Charles ‘Peanut’ Tillman, Darius Leonard and the sweet science of forcing fumbles – the athletic


When Colts general manager Chris Ballard selected South Carolina State linebacker Darius Leonard in the 2018 draft, he texted Chicago Bears cornerback Charles “Peanut” Tillman. which he championed as a zone scout before the 2003 draft.

“We just found the linebacker version of you,” Ballard wrote to Tillman, who is now a Chicago-based FBI agent.

Today, Tillman watches Leonard when he can, and he’s struck by the similarities. Leonard is taller, of course, a linebacker rather than a defensive back, but both men have unusually long arms and remarkable hand-eye coordination abilities.

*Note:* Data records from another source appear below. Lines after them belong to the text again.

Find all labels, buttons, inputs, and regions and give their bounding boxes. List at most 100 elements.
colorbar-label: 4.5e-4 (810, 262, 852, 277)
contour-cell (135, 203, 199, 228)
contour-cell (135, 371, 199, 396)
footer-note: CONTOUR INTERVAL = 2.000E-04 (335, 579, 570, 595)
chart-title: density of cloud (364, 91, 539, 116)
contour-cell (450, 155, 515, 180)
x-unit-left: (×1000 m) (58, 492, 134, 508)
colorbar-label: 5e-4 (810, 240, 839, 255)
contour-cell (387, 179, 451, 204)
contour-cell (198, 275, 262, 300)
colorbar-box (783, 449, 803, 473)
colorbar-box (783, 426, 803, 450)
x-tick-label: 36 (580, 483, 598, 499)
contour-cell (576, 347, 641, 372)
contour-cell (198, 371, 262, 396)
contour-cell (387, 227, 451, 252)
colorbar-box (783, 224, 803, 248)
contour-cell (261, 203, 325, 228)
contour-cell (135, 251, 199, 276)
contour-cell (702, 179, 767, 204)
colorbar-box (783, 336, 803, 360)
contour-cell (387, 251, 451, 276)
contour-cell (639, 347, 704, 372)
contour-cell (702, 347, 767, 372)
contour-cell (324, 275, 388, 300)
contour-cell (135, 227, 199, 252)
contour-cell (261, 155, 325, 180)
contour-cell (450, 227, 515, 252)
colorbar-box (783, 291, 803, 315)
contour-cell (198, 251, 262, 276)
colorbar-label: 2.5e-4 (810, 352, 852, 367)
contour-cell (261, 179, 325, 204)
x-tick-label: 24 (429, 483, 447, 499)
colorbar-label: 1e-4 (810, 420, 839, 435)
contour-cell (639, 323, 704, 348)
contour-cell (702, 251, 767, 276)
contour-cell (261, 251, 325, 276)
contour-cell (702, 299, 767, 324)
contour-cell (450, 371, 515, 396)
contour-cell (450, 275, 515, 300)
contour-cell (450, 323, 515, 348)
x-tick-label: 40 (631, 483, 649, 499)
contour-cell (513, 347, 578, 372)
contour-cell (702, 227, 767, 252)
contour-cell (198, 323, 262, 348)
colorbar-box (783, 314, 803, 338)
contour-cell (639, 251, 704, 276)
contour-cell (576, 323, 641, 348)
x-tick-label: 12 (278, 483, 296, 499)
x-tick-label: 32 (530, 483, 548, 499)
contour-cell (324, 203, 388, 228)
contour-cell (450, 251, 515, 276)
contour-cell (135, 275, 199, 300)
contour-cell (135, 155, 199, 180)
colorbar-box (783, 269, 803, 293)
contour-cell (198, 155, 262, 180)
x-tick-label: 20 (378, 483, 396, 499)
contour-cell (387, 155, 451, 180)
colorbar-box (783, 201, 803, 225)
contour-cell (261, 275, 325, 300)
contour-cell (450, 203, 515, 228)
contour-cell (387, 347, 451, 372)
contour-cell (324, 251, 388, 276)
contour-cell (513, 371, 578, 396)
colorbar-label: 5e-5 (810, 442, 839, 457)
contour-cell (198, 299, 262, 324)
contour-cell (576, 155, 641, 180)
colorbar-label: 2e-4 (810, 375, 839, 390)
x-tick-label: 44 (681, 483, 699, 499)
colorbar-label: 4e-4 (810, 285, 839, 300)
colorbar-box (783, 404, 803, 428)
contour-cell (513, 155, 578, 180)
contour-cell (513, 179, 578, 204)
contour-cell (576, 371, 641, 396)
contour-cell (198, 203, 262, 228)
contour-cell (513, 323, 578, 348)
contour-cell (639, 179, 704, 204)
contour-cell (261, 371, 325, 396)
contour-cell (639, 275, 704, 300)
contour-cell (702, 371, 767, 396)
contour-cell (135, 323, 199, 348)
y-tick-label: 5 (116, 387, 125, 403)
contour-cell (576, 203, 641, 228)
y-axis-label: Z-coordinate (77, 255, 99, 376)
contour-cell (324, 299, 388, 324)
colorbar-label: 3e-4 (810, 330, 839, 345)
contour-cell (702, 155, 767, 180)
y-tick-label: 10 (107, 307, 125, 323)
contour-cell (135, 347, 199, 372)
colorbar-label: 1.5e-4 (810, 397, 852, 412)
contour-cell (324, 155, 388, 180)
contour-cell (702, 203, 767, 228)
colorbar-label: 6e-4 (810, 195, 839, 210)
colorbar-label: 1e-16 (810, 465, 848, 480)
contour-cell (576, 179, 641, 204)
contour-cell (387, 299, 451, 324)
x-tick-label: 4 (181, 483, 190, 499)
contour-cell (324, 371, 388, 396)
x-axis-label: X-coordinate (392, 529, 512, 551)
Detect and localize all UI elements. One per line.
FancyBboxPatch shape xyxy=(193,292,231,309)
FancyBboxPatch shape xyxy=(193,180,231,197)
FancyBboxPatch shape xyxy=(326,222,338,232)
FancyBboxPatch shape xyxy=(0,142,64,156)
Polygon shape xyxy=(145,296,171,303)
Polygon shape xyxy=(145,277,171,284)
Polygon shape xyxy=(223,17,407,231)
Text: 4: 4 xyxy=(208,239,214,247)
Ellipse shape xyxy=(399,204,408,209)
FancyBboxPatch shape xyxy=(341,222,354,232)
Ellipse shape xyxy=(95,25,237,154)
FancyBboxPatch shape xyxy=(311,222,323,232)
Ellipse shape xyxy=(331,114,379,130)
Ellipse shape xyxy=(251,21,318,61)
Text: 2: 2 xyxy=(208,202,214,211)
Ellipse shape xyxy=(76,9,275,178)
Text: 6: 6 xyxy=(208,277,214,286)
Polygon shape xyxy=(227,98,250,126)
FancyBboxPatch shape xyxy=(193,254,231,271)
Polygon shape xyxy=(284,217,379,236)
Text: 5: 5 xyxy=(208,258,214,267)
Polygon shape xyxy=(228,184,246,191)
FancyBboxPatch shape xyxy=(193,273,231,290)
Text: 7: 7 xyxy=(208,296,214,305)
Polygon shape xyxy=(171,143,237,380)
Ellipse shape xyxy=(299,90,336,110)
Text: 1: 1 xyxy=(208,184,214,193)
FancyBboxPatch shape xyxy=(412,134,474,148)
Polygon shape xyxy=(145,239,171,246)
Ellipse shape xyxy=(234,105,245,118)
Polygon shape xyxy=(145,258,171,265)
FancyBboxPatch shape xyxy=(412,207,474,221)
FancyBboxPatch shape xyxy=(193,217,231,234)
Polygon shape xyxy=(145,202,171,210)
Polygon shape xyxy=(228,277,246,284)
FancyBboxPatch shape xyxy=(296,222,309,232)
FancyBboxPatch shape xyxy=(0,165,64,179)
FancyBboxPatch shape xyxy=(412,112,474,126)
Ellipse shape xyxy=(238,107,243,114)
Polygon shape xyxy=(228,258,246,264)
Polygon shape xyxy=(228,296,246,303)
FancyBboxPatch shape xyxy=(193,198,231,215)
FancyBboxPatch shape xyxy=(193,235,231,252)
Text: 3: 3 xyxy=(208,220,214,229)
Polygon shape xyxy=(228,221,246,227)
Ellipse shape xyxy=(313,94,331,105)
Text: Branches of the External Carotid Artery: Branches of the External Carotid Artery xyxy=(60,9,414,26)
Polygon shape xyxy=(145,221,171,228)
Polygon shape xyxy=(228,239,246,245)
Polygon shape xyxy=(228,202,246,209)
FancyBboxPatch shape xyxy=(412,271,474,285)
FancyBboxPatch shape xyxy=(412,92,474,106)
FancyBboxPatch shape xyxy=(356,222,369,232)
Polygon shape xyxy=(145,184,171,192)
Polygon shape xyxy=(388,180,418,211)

Tillman is the father of “Peanut Punch”, using boxing techniques to separate the ball from the ball carrier. He forced 44 fumbles over his 13-year career and 168 games. Leonard, who already has four this season and is hoping the “Peanut Punch” will one day be known as the “Maniac Knockout,” forced 13 fumbles in 52 games.

“I see players doing it all the time, looking at Darius last week (against the Jets), it’s like, ‘Yeah, that’s what I’m talking about,'” Tillman said. “I wish everyone would do it. It’s effective. It works.

“What’s the statistic? If you are more of one in turnovers, will you save 70 percent of the time? Plus-two, 80 percent. Take-out, they count. If you don’t have the power to hit people hard enough to get the ball out, and I was a good tackle but not the hardest DB, you have to find another way. So I hit him.